I expect medieval bread that goes to peasants to be hard enough to work as hammers. The wine would probably be half water. The cheese, funnily enough, would probably be the best tasting thing in the home. We're talking about cheese that is supposed to last months on end without refrigeration. A wandering cockroach that gets to the cheese might be some extra seasoning for the peasant, too.

[–] [email protected] 8 points 2 months ago (2 children)

Wine would definitely not be water because clean drinking water was more valuable than wine for sure.

[–] [email protected] 4 points 2 months ago (1 children)

If you water down something alcoholic, the alcohol kills microbes in the water, allowing you to drink water that you can't drink straight.
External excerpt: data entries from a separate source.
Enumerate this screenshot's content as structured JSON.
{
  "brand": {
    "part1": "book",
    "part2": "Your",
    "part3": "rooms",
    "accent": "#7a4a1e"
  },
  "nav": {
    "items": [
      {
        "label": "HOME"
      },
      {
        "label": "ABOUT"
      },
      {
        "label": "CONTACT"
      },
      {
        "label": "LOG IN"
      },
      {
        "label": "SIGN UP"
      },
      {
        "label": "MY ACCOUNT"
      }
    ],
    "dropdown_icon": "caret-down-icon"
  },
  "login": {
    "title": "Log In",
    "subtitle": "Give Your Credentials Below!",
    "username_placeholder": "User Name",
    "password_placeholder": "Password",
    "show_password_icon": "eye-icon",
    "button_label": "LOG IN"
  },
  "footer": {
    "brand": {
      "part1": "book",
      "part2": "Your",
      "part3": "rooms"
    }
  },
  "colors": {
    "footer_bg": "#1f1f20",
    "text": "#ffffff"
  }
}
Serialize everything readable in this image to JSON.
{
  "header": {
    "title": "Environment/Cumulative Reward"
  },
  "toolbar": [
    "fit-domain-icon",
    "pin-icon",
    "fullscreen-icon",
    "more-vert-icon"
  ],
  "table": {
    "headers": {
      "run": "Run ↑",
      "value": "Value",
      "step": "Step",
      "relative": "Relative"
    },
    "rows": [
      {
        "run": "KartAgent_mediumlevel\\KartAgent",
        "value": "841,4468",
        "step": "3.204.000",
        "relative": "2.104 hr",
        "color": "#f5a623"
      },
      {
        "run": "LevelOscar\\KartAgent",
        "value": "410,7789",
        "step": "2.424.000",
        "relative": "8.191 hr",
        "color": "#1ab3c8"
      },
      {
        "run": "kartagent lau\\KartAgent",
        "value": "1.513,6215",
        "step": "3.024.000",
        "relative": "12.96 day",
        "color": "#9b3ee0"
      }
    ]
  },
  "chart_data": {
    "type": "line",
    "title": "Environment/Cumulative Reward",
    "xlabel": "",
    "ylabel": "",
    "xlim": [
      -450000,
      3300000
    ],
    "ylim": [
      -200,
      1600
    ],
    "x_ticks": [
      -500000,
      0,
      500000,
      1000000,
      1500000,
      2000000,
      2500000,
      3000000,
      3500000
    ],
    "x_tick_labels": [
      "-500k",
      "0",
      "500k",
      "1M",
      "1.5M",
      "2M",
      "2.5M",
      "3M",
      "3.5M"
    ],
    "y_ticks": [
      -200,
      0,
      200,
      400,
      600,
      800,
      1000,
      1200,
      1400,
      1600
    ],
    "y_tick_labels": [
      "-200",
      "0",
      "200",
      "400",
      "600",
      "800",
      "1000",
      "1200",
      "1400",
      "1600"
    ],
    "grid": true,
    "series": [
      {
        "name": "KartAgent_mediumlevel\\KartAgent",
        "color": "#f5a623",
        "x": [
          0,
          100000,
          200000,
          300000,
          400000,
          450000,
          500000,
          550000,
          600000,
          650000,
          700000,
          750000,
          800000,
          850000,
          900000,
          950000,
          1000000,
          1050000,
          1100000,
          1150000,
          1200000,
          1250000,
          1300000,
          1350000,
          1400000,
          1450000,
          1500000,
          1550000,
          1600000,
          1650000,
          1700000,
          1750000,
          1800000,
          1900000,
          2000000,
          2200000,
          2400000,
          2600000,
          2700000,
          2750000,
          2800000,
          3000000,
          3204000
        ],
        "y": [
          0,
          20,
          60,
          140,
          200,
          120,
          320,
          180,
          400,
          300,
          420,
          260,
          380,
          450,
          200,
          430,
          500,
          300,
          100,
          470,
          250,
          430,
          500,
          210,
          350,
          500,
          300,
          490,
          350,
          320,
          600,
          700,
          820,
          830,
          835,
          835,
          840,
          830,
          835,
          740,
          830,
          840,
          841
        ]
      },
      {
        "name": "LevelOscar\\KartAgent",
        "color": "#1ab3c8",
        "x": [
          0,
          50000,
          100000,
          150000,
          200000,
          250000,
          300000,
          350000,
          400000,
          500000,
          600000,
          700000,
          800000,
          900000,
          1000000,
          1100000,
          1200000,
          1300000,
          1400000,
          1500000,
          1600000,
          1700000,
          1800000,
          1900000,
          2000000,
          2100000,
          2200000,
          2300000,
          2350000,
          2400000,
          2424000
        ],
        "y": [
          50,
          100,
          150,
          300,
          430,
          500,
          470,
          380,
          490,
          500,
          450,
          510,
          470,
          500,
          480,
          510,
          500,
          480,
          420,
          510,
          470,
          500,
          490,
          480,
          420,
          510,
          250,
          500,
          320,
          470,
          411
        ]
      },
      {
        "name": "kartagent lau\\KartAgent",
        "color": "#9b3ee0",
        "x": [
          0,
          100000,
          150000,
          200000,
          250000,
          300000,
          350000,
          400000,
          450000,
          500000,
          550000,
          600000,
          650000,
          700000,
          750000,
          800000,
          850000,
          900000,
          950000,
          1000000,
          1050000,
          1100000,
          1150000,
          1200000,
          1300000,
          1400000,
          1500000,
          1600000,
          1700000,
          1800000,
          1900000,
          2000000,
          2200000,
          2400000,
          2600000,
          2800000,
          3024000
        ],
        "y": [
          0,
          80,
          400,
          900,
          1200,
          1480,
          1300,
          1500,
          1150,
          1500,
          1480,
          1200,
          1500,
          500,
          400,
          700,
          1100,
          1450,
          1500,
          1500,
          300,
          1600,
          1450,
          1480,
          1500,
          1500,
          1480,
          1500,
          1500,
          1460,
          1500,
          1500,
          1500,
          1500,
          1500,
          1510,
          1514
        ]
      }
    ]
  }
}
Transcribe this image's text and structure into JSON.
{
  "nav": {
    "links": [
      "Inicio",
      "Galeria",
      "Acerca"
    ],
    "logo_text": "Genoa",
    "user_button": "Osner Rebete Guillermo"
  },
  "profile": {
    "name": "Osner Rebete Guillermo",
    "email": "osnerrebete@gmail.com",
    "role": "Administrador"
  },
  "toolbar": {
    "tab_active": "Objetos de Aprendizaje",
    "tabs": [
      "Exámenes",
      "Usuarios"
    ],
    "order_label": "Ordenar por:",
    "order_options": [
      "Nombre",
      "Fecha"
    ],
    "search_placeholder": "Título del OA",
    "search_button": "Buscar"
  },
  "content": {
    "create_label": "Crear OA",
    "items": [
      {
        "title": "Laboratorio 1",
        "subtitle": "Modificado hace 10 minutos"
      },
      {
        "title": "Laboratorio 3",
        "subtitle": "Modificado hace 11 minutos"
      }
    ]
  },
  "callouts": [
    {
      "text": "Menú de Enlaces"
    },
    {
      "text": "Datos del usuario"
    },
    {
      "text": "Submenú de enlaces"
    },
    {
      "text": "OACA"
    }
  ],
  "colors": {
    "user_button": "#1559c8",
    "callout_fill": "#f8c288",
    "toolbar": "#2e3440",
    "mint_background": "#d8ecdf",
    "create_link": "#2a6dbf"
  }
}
As long as you have basic filtration and you're not watering down your drinks with mud then you're good.

[–] [email protected] 2 points 2 months ago

That only works with spirits or very strong wine though.

[–] [email protected] 4 points 2 months ago

Probably meaning taste/consistency wise if we compare them to wine we can buy

[–] [email protected] 7 points 2 months ago* (last edited 2 months ago)

It wouldn't be the highest quality, but generally if you were eating bread you were eating bread that had been baked that morning. Anything left over would turn hard as a rock by the end of the day, but they'd throw that into the perpetual stew.

[–] [email protected] -1 points 2 months ago* (last edited 2 months ago) (1 children)

Wine that has less than 60% water is just brandy.

If peasants were given brandy, sign me up. I'll have it with cake, thanks.

[–] [email protected] 2 points 2 months ago

You know they meant watering down wine.